Ce qu’on tient de Fortune est une fausse pompe

Où nostre infirmité se captive et se trompe ;
Un jugement bien sain y sent peu de plaisir,
Et n’y sousmet jamais son glorieux désir.
Ces métaux qu’un avare avidement enserre,
Comme indignes du jour sont cachez sous la terre ;
Si les thresors estoient comme on dit précieux,
Cloris, les diamans nous tomberoient des cieux ;
La perle descendroit avecques la rosée,
Elle ne seroit point aux ondes exposée ;
La mer, qui la vomit, la tiendroit chèrement,
La mer dont l’ambre mesme est comme un excrément ;
Le soleil, qui fait l’or, en auroit des couronnes.

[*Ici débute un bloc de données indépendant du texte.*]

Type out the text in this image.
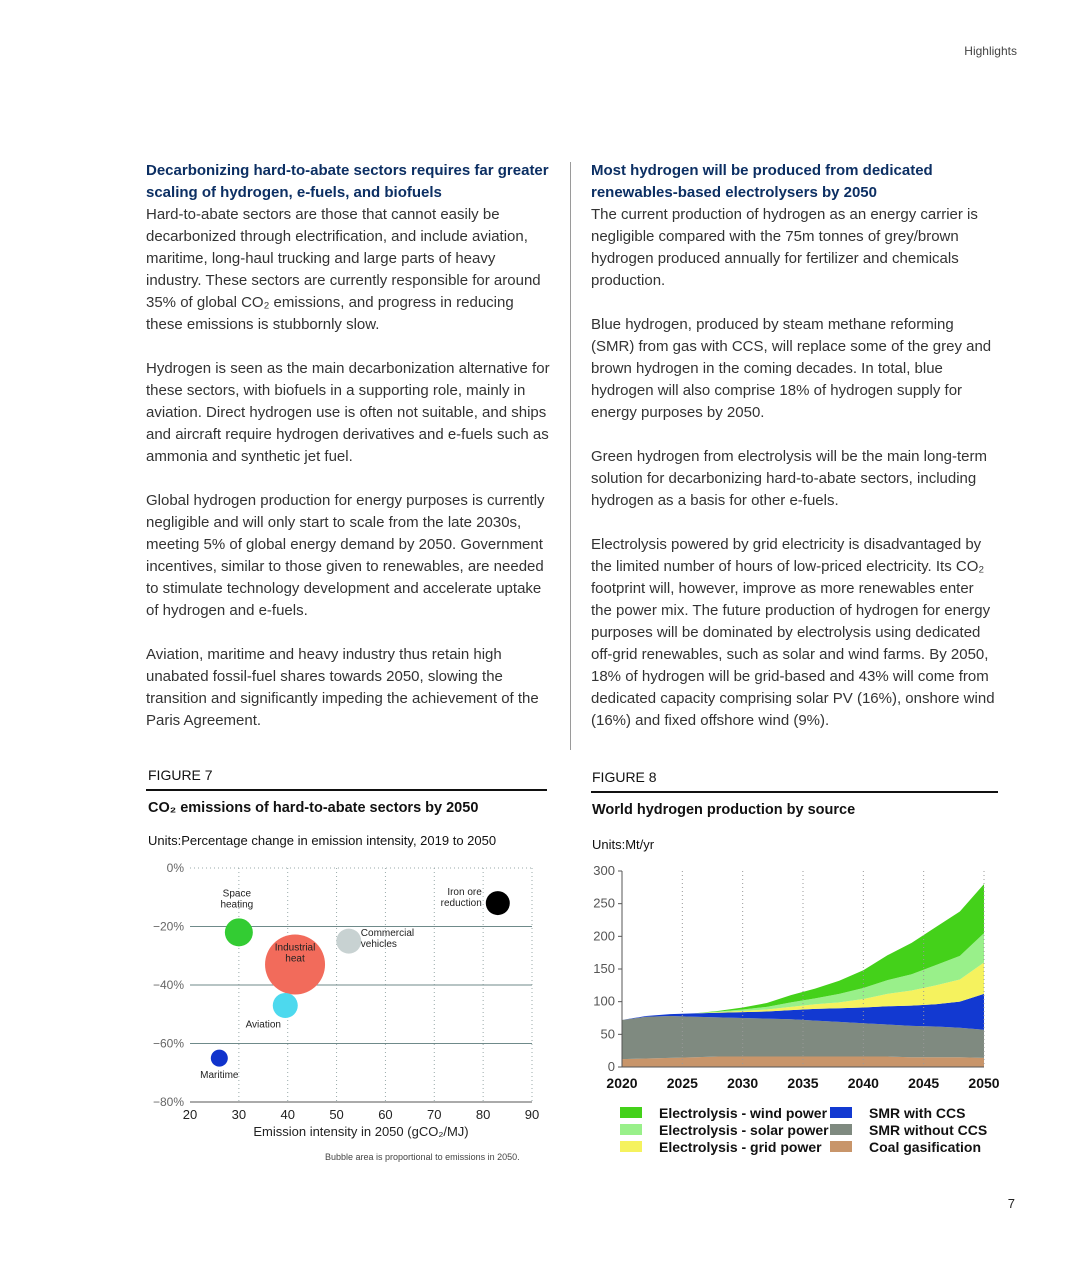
Highlights
Decarbonizing hard-to-abate sectors requires far greater scaling of hydrogen, e-fuels, and biofuels

Hard-to-abate sectors are those that cannot easily be decarbonized through electrification, and include aviation, maritime, long-haul trucking and large parts of heavy industry. These sectors are currently responsible for around 35% of global CO₂ emissions, and progress in reducing these emissions is stubbornly slow.

Hydrogen is seen as the main decarbonization alternative for these sectors, with biofuels in a supporting role, mainly in aviation. Direct hydrogen use is often not suitable, and ships and aircraft require hydrogen derivatives and e-fuels such as ammonia and synthetic jet fuel.

Global hydrogen production for energy purposes is currently negligible and will only start to scale from the late 2030s, meeting 5% of global energy demand by 2050. Government incentives, similar to those given to renewables, are needed to stimulate technology development and accelerate uptake of hydrogen and e-fuels.

Aviation, maritime and heavy industry thus retain high unabated fossil-fuel shares towards 2050, slowing the transition and significantly impeding the achievement of the Paris Agreement.

Most hydrogen will be produced from dedicated renewables-based electrolysers by 2050

The current production of hydrogen as an energy carrier is negligible compared with the 75m tonnes of grey/brown hydrogen produced annually for fertilizer and chemicals production.

Blue hydrogen, produced by steam methane reforming (SMR) from gas with CCS, will replace some of the grey and brown hydrogen in the coming decades. In total, blue hydrogen will also comprise 18% of hydrogen supply for energy purposes by 2050.

Green hydrogen from electrolysis will be the main long-term solution for decarbonizing hard-to-abate sectors, including hydrogen as a basis for other e-fuels.

Electrolysis powered by grid electricity is disadvantaged by the limited number of hours of low-priced electricity. Its CO₂ footprint will, however, improve as more renewables enter the power mix. The future production of hydrogen for energy purposes will be dominated by electrolysis using dedicated off-grid renewables, such as solar and wind farms. By 2050, 18% of hydrogen will be grid-based and 43% will come from dedicated capacity comprising solar PV (16%), onshore wind (16%) and fixed offshore wind (9%).

FIGURE 7
CO₂ emissions of hard-to-abate sectors by 2050
Units:Percentage change in emission intensity, 2019 to 2050
0%
−20%
−40%
−60%
−80%
20	30	40	50	60	70	80	90
Emission intensity in 2050 (gCO₂/MJ)
Space heating
Industrial heat
Commercial vehicles
Iron ore reduction
Aviation
Maritime
Bubble area is proportional to emissions in 2050.
FIGURE 8
World hydrogen production by source
Units:Mt/yr
0
50
100
150
200
250
300
2020 2025 2030 2035 2040 2045 2050
Electrolysis - wind power	SMR with CCS
Electrolysis - solar power	SMR without CCS
Electrolysis - grid power	Coal gasification
7
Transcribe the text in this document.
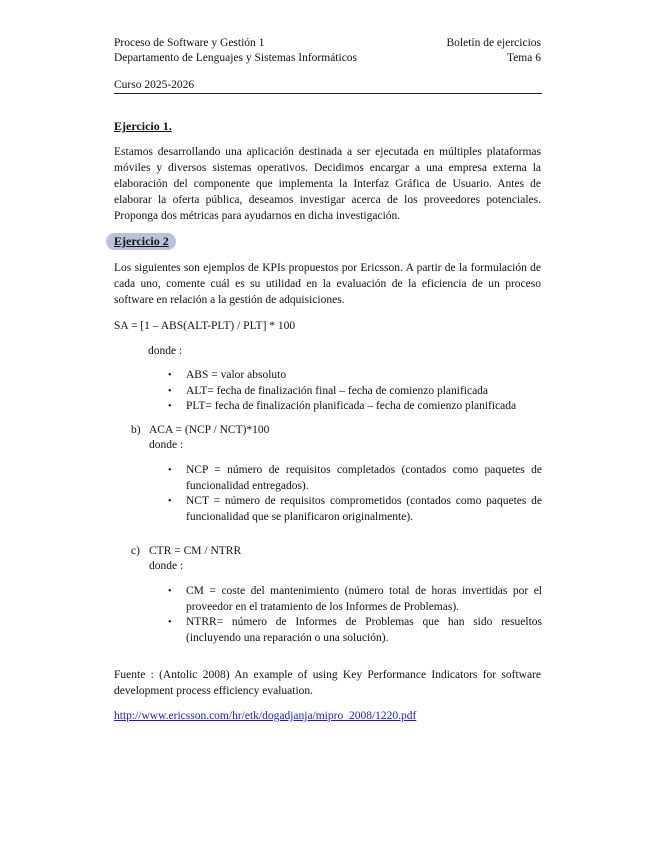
Proceso de Software y Gestión 1
Departamento de Lenguajes y Sistemas Informáticos
Boletín de ejercicios
Tema 6
Curso 2025-2026
Ejercicio 1.
Estamos desarrollando una aplicación destinada a ser ejecutada en múltiples plataformas móviles y diversos sistemas operativos. Decidimos encargar a una empresa externa la elaboración del componente que implementa la Interfaz Gráfica de Usuario. Antes de elaborar la oferta pública, deseamos investigar acerca de los proveedores potenciales. Proponga dos métricas para ayudarnos en dicha investigación.
Ejercicio 2
Los siguientes son ejemplos de KPIs propuestos por Ericsson. A partir de la formulación de cada uno, comente cuál es su utilidad en la evaluación de la eficiencia de un proceso software en relación a la gestión de adquisiciones.
SA = [1 – ABS(ALT-PLT) / PLT] * 100
donde :
• ABS = valor absoluto
• ALT= fecha de finalización final – fecha de comienzo planificada
• PLT= fecha de finalización planificada – fecha de comienzo planificada
b) ACA = (NCP / NCT)*100
donde :
• NCP = número de requisitos completados (contados como paquetes de funcionalidad entregados).
• NCT = número de requisitos comprometidos (contados como paquetes de funcionalidad que se planificaron originalmente).
c) CTR = CM / NTRR
donde :
• CM = coste del mantenimiento (número total de horas invertidas por el proveedor en el tratamiento de los Informes de Problemas).
• NTRR= número de Informes de Problemas que han sido resueltos (incluyendo una reparación o una solución).
Fuente : (Antolic 2008) An example of using Key Performance Indicators for software development process efficiency evaluation.
http://www.ericsson.com/hr/etk/dogadjanja/mipro_2008/1220.pdf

Ainsi je ne veux point, Cloris, que tu me donnes,
Et tu sais bien aussi que je ne pense pas
Que des riches presens soient pour toy des appas :
Car un de mes souspirs que je te fais entendre,
Une goutte de pleurs que tu me vois respandre,
Peuvent plus sur ton ame et te font plus aymer
Que si je te donnois et la terre et la mer.
Je te proteste aussi de n’estre point avare
De tout ce que la mer et la terre ont de rare,
Et qu’un de tes regards me vaut mille fois mieux
Que le gouvernement de l’empire des cieux.